Wednesday of the 1st Week of Lent

The English word “Lent” derives from the Anglo-Saxon word “lencten” meaning to lengthen, and is associated with the seasonal transition from Winter to Spring as the daylight hours lengthen.  The word brings to mind renewal and new life.  But springtime also brings to mind the often dreaded task of spring cleaning.  Like spring, Lent is a time of renewal and new life, as well as a time to do some spiritual spring cleaning.  It’s a perfect opportunity to take a spiritual inventory and clean out those things that clutter our lives and get in the way of our relationship with God.

The greatest tool we have for this spiritual spring cleaning is the Sacrament of Reconciliation.  It’s in sacramental Confession that we can come to God openly and honestly, as we uncover our sins and receive his mercy.  It’s also in Confession that we are healed, just as springtime transforms the drab of winter into a rainbow of colour.

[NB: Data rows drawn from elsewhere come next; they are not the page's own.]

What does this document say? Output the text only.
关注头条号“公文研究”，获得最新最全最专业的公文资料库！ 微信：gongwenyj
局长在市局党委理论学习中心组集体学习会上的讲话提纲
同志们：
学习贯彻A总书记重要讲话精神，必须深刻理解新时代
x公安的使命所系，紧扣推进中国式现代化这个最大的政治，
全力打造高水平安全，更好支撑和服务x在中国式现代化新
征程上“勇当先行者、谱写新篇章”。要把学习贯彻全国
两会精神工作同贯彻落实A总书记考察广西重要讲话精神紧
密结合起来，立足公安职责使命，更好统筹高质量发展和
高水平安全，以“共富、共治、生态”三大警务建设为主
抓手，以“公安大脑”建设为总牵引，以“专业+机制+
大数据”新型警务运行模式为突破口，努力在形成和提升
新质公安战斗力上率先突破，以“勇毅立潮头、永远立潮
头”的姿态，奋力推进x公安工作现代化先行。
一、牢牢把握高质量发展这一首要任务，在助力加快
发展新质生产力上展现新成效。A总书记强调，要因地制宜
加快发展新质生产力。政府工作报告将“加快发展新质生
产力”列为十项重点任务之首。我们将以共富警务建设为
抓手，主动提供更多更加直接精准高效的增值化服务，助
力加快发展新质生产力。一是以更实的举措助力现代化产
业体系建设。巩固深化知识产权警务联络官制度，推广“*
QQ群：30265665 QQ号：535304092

Lent begins with a symbol of repentance: the imposition of ashes on our foreheads.  But there’s so much more to Lent than wearing a dark smudge on our foreheads for a day.  There is so much more even, than our acts of fasting, prayer, and almsgiving.  There is God’s work in us, his power to transform us as we turn away from sin and turn towards him.  Lent is not just about giving things up or confessing our sins; it’s about being changed into the likeness and image of Our Lord himself.  The people who knew Jesus asked for a sign that he was the Messiah.  Our Lord said the only sign they would receive was the “sign of Jonah,” which was the repentance and conversion that happened when Jonah preached to the Ninevites.  Our repentance and conversion can be a sign to the world as well.  If we take full advantage of the Sacrament of Reconciliation this Lent, then we will be changed.  We will show the people around us that God really does have the power to heal and transform.